Debout devant l’homme, Nagi n’était qu’un lièvre en présence d’un lion. Son cœur tremblait de peur. Un roturier ne pourrait jamais gagner contre un noble… contre un prédateur.

Malgré cela, Nagi s’était avancé. Le garde n’aurait jamais imaginé qu’un roturier lui ferait une attaque. L’attaque l’avait pris au dépourvu, et son bouclier n’avait pas été déplacé à temps. Le couteau de Nagi avait assurément déchiré la chair.

Mais le garde n’avait pas paniqué. Les commissures de ses lèvres s’étaient levées en un ricanement. Le garde était un noble, tandis que Nagi était un roturier. Une lame maniée par un roturier ne signifiait rien pour un noble. Même si la lame elle-même pouvait l’atteindre, elle n’avait aucune utilité.

La réalité avait cependant trahi le dédain du garde. Du sang avait jailli de sa blessure à l’épaule. Son visage était maintenant coloré par la confusion et un choc bien trop tardif. Il n’y croyait pas. Le couteau de Nagi était grand et tranchant, mais il n’était encore qu’une lame maniée par un roturier. Même s’il avait été coupé, le noble corps du garde aurait dû immédiatement réparer la blessure. C’était de notoriété publique.

Mais cette connaissance commune ne s’appliquait pas ici. Nagi en savait autant. C’est le travail du Halahala qui avait été recouvert sur son couteau. L’épaule du garde avait été déchirée, le forçant à laisser tomber son bouclier. Le bruit raide du métal qui s’entrechoquait contre le sol dur résonna dans l’air. Après s’être figé et s’être tenu là dans un état d’hébétude, le cliquetis ramena sa conscience à la réalité.

Il avait laissé échapper un cri dénué de sens. Il y avait une peur évidente dans sa voix.

« Calibre de sang ? Dans les mains d’un roturier ? Impossible… »

Le garde ne pouvait cacher son agitation devant le mystère de la blessure infligée par un roturier.

Nagi avait également été surpris par les effets du poison. Il semblait que Keele avait dit la vérité sur sa capacité à blesser les nobles.
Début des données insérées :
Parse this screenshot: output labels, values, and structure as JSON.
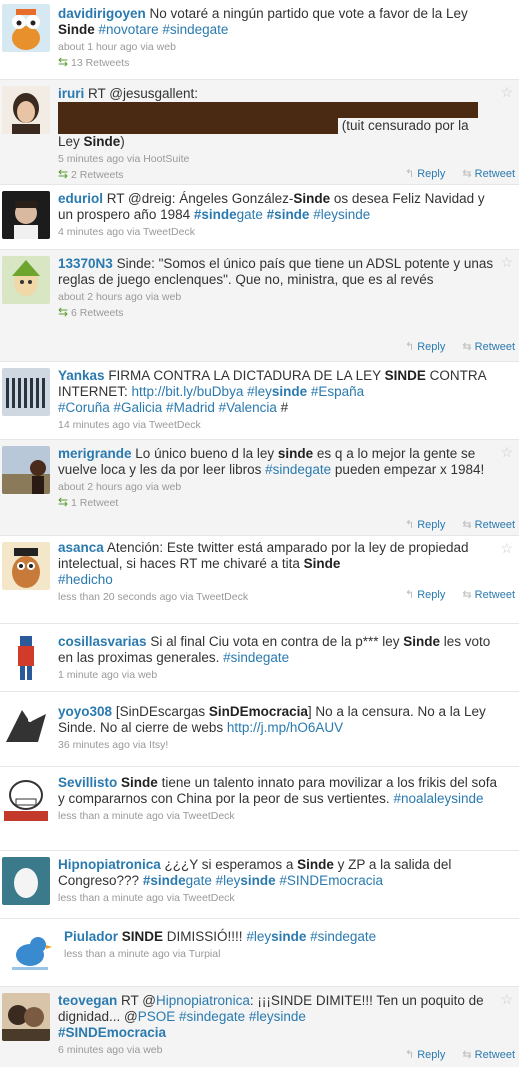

Même s’il était au milieu de la bataille, Nagi s’était retrouvé à se souvenir du passé. Il s’était rappelé pourquoi en premier lieu il était venu au Jardin Interdit.

Un fantôme avait parlé à Nagi de cet endroit — le fantôme du frère aîné de Nagi, Keele. Son frère était censé être mort il y a plusieurs années. Le jeune Nagi n’avait pas encore été informée de la raison à l’époque. On lui avait seulement dit que Keele était mort.

Ainsi, lorsque Keele avait secrètement visité Nagi au milieu de la nuit, quelques jours avant le Festival des Offrandes de Sang, il avait pensé que c’était à coup sûr un fantôme. Les rumeurs de fantômes abondaient. Les gens prétendaient avoir vu un villageois qui était censé être mort, ce qui avait donné lieu à des commérages parmi les enfants. Nagi ne croyait pas à ces histoires. Il trouvait ces rumeurs plutôt irresponsables.

Il voulait croire une tout autre rumeur. C’était une rumeur bien plus réaliste que celle des fantômes, et bien plus dangereuse en plus.

Cobalt.

Le simple fait d’en parler pourrait conduire à l’emprisonnement. Même s’il le savait, Nagi ne pouvait pas s’empêcher d’écouter les ragots sur Cobalt.

Le frère devant ses yeux semblait un peu étrange pour un fantôme, mais le souvenir que Nagi avait de lui était un peu vague. Le regard perçant de Keele devint encore plus sévère, donnant l’impression d’être un rocher exposé aux éléments. La seule chose qui restait inchangée chez lui était ses cheveux gris foncé. Ils ressemblaient aux souvenirs de Nagi, mais ils avaient poussé, comme si les couper aurait été trop difficile.

En revanche, son physique svelte semblait bien plus petit que ce dont Nagi se souvenait, mais Nagi avait immédiatement réalisé que c’était lui qui était devenu plus grand. Le corps de Nagi avait beaucoup grandi au cours des dernières années, mais Keele avait encore une demi-tête sur lui.

« Alors, il y a vraiment des fantômes, » marmonna Nagi.

« Ne sois pas stupide. Je ne suis pas mort. J’ai été viré du village pour certaines raisons. C’est pénible d’expliquer ce genre de choses aux enfants, alors ils nous font passer pour morts. Si quelqu’un nous repère vivant, ils nous prennent pour des fantômes. » Keele avait parlé comme si cela ne le concernait pas, puis il avait affiché un sourire. « Hé, Nagi. J’ai des infos juteuses pour toi. »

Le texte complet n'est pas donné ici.